4. Force replication. On the source DC, run repadmin /syncall /AdeP to push all pending changes. Then repadmin /showrepl to confirm the error clears. If it still fails, try repadmin /replicate destDC sourceDC DN with the specific naming context (e.g., DC=contoso,DC=com).
5. Restart the KCC and Netlogon services. On both DCs, run net stop kcc && net start kcc then net stop netlogon && net start netlogon. This rebuilds the replication topology and forces a new connection object.

If the Main Fix Doesn't Work

Sometimes the issue is deeper—a corrupted schema partition or a metabase mismatch. Try these alternatives:

• Use repadmin /options +DISABLE_INBOUND_REPL and +DISABLE_OUTBOUND_REPL on the failing DC to stop replication from that server temporarily. Then run repadmin /removelingeringobjects to clean up orphaned attributes. Re-enable replication with repadmin /options -DISABLE_INBOUND_REPL -DISABLE_OUTBOUND_REPL.
• Reset the computer account of the problematic DC. Demote it using Active Directory Installation Wizard, clean up metadata with ADSI Edit, then promote it again. This is your nuclear option—it takes about 30 minutes but has never failed me.
• Check time sync. If the DCs are more than 5 minutes out of sync, Kerberos fails and RPC replication breaks. Run w32tm /query /status on both. Point them to the same authoritative time source (usually the PDC emulator).

How to Prevent This from Coming Back

Set up a weekly script that runs repadmin /replsummary and emails you the results—any failure gets caught early. Also, lock down DNS scavenging: configure aging and scavenging on all forward lookup zones (set no-refresh interval to 7 days, refresh to 7 days).

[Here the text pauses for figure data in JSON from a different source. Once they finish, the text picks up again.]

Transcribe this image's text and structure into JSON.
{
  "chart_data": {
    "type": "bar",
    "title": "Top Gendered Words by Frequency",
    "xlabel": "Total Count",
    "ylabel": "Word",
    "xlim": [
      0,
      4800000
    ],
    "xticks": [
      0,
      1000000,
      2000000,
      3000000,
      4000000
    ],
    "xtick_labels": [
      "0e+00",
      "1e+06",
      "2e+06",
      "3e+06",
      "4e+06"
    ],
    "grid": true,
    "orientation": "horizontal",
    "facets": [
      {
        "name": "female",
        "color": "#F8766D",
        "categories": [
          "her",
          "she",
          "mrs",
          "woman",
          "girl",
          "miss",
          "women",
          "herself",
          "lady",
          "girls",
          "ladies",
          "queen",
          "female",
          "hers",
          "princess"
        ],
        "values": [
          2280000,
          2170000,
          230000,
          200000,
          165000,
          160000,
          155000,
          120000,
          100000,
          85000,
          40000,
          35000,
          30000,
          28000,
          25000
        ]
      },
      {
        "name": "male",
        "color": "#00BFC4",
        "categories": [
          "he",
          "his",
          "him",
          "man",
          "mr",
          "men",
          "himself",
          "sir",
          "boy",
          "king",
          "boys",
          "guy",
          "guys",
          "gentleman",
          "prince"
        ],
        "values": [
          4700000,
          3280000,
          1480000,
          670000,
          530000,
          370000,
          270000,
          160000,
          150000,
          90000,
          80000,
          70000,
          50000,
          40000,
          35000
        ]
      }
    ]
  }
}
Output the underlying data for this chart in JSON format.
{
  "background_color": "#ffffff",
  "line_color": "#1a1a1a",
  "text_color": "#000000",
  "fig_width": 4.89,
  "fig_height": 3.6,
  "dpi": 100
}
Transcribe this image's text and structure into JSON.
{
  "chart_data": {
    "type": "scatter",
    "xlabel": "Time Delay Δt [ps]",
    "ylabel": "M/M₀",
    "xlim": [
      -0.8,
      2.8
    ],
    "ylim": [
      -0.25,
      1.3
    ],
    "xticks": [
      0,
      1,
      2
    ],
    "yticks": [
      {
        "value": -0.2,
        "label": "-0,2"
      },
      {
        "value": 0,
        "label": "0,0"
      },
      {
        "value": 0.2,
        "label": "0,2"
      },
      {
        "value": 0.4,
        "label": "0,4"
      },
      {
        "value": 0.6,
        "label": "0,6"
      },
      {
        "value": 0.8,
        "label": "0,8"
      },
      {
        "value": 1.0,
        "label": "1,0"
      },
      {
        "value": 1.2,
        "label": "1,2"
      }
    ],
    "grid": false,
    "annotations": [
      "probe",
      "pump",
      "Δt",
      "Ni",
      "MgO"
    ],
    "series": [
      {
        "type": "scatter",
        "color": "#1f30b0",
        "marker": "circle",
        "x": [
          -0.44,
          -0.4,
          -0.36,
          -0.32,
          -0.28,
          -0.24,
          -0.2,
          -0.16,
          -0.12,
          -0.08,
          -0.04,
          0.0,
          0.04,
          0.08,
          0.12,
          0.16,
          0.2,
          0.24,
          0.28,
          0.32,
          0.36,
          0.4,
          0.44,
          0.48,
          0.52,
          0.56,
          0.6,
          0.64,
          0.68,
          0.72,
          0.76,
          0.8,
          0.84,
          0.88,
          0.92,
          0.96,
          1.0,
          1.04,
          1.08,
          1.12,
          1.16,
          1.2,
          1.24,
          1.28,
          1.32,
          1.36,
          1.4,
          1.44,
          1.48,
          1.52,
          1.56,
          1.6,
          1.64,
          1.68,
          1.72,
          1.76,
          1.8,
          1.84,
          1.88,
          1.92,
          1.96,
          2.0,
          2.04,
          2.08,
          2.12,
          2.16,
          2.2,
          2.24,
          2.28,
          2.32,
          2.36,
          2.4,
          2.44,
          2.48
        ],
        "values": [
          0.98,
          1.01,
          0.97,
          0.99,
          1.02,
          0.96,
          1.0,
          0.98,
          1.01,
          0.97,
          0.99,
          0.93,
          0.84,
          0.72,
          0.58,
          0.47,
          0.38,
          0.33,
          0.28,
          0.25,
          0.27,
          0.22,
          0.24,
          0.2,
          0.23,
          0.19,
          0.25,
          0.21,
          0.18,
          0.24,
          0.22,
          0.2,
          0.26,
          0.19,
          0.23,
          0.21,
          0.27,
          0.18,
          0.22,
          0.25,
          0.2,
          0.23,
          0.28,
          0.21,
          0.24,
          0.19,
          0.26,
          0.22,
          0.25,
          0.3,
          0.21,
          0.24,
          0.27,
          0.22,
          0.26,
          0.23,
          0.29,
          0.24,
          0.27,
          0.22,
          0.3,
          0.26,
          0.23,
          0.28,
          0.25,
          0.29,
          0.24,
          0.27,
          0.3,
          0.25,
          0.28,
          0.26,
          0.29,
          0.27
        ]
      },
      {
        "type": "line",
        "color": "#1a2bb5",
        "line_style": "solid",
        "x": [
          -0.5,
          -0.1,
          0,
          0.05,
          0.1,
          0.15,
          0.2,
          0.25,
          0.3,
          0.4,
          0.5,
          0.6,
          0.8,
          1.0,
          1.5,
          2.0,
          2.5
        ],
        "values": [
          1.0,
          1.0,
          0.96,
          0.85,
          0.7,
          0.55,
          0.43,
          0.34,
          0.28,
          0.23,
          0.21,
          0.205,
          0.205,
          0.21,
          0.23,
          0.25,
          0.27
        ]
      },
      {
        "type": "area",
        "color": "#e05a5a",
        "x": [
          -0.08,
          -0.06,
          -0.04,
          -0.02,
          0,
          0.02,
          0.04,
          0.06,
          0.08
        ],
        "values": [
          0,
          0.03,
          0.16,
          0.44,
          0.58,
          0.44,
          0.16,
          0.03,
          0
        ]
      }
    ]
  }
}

And for the love of backups, never let your firewall team update rules without checking if AD ports are still open. One client learned that the hard way after a firewall upgrade took down replication across four sites.

Pro tip: If you're running Windows Server 2016 or later, enable the AD Preview feature in Event Viewer under Applications and Services Logs. It logs schema-level replication attempts and gives you a 15-minute head start on catching errant changes.